Labeled a regionalist writer in a positive sense, Kennedy has succeeded in putting Albany, New York, on America's literary map. In the three novels of his Albany cycle, Legs (1976), Billy Phelan's Greatest Game (1978), and Ironweed (1982), Kennedy has created what Paul Gray calls a "geography of the imagination." Focusing on depression-era Albany, Kennedy sympathetically but unsentimentally portrays its politicians, journalists, gamblers, and its down-and-out "low-life" people. As a life-long resident, Kennedy knows the city well. He was a former reporter for the Albany Times Union and has been an English professor in that city at State University of New York.

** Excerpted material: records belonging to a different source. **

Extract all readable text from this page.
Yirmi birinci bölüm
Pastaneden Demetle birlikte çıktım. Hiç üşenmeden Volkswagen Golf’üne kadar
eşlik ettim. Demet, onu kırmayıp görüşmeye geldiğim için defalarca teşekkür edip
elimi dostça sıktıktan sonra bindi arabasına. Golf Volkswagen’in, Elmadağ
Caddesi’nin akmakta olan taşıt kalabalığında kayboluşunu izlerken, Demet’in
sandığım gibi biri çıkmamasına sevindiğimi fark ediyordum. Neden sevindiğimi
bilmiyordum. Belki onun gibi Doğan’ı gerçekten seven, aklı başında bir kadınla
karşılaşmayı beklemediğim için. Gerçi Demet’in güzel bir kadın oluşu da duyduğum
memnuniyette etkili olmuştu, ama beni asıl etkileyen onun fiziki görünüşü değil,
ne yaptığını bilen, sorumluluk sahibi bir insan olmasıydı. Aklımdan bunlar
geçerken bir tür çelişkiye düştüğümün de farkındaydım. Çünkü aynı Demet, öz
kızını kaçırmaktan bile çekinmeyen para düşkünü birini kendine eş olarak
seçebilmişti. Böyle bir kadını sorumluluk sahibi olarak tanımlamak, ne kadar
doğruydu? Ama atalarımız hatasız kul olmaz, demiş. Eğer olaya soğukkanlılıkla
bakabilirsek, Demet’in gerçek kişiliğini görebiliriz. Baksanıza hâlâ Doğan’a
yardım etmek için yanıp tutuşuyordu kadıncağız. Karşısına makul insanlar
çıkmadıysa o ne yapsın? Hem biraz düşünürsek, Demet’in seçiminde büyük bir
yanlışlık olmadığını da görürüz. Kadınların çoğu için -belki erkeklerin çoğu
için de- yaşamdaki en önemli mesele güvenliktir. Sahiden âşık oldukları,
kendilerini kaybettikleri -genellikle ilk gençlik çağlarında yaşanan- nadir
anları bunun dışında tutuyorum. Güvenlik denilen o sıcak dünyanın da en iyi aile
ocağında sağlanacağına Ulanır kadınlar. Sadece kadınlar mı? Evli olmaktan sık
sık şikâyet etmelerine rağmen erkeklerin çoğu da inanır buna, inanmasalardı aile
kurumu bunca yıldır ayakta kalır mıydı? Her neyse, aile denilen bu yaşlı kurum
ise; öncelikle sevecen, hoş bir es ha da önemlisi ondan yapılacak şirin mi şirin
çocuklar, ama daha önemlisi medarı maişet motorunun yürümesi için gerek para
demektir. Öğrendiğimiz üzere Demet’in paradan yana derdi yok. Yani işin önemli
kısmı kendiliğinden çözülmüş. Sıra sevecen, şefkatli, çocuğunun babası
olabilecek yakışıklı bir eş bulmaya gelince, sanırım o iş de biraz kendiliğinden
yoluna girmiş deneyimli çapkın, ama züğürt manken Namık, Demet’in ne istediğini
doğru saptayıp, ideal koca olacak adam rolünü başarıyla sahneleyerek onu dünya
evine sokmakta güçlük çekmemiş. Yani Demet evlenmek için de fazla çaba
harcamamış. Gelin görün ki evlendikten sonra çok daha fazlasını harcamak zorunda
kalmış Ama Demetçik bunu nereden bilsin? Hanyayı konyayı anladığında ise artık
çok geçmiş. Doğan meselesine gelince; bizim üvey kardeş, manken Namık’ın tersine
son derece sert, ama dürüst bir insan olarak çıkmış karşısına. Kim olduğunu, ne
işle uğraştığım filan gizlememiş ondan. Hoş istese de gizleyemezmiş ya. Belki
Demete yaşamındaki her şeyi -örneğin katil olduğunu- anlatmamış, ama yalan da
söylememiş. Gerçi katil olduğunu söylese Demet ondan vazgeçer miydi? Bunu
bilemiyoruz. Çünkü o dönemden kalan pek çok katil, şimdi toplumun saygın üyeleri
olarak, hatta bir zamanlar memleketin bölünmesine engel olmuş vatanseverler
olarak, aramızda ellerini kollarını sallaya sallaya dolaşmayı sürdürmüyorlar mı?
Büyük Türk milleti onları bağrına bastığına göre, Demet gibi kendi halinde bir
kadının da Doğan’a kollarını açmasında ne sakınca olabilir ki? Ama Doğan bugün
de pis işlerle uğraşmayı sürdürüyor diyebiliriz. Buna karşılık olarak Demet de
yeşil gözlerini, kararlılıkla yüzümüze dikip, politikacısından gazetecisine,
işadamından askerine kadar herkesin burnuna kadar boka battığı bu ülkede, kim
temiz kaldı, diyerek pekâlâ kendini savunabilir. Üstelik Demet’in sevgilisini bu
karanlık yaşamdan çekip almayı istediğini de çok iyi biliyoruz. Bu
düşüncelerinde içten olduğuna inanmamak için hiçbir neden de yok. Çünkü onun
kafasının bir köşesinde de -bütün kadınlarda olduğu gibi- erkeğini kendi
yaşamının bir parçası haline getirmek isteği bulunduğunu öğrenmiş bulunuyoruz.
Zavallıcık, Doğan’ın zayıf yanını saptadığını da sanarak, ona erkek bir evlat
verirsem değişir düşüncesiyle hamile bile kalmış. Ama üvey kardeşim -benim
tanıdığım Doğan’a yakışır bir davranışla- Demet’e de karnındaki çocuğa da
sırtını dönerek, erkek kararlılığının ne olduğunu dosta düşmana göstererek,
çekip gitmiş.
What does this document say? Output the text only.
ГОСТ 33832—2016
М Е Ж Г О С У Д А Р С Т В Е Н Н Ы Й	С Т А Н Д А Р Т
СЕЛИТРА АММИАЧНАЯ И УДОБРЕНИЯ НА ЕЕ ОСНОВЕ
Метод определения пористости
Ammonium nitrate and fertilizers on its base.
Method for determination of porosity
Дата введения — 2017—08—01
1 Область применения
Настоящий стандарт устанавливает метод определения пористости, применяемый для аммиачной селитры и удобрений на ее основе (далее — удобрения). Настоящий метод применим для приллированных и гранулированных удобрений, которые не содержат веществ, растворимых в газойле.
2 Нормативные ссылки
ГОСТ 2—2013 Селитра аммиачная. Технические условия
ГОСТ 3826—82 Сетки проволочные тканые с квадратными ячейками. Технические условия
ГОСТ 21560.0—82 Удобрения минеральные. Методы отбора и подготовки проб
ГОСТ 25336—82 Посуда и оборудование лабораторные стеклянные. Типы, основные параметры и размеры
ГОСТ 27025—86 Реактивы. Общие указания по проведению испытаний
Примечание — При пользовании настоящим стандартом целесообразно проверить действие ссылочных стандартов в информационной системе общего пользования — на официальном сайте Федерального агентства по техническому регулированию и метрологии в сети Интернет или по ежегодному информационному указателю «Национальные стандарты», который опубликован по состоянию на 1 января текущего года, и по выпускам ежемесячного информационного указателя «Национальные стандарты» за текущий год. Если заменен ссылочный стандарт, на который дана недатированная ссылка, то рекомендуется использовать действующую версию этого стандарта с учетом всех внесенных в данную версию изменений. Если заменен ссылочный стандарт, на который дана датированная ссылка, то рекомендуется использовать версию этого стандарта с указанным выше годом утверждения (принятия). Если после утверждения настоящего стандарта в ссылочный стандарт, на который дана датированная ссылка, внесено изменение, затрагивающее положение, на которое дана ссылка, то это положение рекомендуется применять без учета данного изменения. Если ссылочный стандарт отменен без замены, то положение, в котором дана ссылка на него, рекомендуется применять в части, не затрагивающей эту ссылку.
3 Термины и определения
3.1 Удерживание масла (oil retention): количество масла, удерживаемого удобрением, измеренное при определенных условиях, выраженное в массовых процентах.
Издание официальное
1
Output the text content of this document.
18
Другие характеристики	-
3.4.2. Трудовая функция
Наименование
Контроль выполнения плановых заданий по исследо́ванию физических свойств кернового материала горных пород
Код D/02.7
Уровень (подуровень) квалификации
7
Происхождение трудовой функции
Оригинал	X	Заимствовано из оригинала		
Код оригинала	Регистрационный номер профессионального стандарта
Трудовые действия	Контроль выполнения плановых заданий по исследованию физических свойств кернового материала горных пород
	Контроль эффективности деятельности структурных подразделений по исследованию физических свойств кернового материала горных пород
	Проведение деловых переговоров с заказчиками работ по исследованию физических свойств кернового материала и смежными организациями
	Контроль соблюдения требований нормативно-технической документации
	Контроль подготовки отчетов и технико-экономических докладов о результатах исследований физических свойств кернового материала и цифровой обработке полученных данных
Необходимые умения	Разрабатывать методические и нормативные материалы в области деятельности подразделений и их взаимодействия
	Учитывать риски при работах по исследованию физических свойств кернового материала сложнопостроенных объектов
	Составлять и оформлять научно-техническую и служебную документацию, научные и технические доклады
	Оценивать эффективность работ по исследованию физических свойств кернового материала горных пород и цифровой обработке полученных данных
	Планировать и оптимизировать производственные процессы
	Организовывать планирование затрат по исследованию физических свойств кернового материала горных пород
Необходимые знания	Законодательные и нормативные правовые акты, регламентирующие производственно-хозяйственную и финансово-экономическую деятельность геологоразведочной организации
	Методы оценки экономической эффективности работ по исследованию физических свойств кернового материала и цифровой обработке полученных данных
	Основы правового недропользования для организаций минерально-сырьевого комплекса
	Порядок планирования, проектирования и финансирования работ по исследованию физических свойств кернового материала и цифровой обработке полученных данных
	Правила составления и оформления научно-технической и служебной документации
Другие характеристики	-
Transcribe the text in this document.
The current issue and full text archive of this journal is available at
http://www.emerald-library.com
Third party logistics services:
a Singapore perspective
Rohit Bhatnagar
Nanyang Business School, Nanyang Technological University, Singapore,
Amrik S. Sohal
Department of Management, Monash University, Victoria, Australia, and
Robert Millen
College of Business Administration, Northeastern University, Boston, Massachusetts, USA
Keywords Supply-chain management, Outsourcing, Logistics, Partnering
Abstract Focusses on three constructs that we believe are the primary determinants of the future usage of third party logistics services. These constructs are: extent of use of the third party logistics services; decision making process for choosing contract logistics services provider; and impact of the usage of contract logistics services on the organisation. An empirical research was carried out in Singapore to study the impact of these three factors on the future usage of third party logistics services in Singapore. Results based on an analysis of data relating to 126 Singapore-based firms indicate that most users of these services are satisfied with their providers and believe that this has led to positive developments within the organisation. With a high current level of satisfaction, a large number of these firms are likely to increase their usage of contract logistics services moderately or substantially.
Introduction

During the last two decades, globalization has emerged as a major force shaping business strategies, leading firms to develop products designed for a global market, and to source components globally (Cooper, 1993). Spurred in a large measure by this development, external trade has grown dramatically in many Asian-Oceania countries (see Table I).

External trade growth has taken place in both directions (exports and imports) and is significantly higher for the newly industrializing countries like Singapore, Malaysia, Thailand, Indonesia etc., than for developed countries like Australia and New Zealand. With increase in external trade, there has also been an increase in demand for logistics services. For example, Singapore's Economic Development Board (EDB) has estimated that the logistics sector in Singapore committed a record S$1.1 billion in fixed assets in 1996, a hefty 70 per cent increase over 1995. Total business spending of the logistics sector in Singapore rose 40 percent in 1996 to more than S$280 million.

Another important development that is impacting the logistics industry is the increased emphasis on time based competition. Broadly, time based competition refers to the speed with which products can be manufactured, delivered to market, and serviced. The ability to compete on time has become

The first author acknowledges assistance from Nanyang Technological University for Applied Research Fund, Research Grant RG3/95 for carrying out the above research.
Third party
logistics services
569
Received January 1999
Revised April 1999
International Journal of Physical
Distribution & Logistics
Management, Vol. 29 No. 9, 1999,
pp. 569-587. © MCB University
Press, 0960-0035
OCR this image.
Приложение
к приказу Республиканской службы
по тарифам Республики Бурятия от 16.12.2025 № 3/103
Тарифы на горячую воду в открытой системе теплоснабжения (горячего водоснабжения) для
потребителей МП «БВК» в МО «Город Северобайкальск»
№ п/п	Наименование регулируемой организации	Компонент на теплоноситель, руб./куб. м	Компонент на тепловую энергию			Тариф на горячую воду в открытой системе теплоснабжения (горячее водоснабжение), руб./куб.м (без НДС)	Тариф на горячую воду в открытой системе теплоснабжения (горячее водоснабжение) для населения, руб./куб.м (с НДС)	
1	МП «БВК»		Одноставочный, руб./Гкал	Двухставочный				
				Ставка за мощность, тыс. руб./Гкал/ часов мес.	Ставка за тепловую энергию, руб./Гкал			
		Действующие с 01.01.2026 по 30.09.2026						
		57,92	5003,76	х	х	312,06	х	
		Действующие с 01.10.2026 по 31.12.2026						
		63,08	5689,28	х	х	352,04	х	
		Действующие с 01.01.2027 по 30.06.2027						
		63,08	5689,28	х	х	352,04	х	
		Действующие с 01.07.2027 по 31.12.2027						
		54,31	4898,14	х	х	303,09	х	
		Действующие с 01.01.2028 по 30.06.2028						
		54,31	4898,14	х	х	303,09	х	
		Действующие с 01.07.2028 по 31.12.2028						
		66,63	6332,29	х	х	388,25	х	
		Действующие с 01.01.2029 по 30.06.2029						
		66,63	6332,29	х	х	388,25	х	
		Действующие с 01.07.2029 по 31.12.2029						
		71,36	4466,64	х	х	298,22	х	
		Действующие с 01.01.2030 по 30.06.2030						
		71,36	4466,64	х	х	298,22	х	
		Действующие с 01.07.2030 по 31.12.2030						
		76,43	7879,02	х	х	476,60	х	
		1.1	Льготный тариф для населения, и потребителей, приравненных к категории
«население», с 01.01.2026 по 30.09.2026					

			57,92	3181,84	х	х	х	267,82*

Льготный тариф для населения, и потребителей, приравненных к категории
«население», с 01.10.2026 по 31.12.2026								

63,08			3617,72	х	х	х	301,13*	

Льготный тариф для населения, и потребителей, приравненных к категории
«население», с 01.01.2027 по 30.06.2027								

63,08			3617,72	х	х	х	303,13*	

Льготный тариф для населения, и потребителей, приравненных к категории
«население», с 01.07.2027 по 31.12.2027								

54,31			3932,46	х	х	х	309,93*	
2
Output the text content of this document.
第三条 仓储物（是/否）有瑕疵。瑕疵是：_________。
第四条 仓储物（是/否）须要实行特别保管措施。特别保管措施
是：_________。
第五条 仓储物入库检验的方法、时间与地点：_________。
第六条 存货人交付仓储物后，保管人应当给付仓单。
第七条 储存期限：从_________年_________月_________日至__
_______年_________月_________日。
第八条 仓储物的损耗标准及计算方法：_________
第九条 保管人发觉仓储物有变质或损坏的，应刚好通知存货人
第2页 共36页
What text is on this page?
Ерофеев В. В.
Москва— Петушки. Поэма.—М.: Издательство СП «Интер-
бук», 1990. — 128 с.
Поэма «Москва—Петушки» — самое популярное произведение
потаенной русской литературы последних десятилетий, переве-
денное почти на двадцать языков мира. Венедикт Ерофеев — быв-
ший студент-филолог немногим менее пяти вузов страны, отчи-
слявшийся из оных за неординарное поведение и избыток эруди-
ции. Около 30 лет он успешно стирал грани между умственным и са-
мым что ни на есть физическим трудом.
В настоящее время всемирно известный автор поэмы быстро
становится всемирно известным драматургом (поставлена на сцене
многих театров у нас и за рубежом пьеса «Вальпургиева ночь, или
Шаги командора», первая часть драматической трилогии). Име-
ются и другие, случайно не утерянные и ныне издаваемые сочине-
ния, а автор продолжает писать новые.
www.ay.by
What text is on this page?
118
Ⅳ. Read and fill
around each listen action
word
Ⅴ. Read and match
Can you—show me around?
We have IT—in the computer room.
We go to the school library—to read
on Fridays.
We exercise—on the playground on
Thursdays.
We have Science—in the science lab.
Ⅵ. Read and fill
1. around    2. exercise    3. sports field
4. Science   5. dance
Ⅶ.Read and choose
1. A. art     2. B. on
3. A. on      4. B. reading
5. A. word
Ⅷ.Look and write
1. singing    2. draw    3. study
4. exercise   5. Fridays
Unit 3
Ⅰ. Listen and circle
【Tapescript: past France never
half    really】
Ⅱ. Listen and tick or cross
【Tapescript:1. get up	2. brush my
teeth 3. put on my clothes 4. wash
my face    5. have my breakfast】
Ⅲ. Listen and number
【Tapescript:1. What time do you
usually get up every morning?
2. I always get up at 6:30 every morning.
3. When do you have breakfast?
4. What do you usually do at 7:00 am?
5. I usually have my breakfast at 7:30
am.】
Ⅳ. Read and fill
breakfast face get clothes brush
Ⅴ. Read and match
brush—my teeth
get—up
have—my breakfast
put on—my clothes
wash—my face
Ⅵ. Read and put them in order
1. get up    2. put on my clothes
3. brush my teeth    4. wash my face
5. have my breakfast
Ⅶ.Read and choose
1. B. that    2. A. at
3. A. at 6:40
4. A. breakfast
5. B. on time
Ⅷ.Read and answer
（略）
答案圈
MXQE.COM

Although most critics enthusiastically praise his fourth novel, Ironweed, Kennedy's earlier fiction received mixed appraisals. The Ink Truck (1969), a fast-paced black comedy about a newspaper strike, was considered promising by one critic in its blend of fantasy and reality, but another contended that its surrealistic elements were unnecessary. Similarly, Legs was denounced by some as tedious and ambiguous in its moral stand, but others viewed it as a skillful, vigorous novel. In general, however, most critics find Kennedy's characterizations and dialogue outstanding and suggest he has finally realized his potential in Ironweed, winner of the 1983 National Book Critics Circle Award.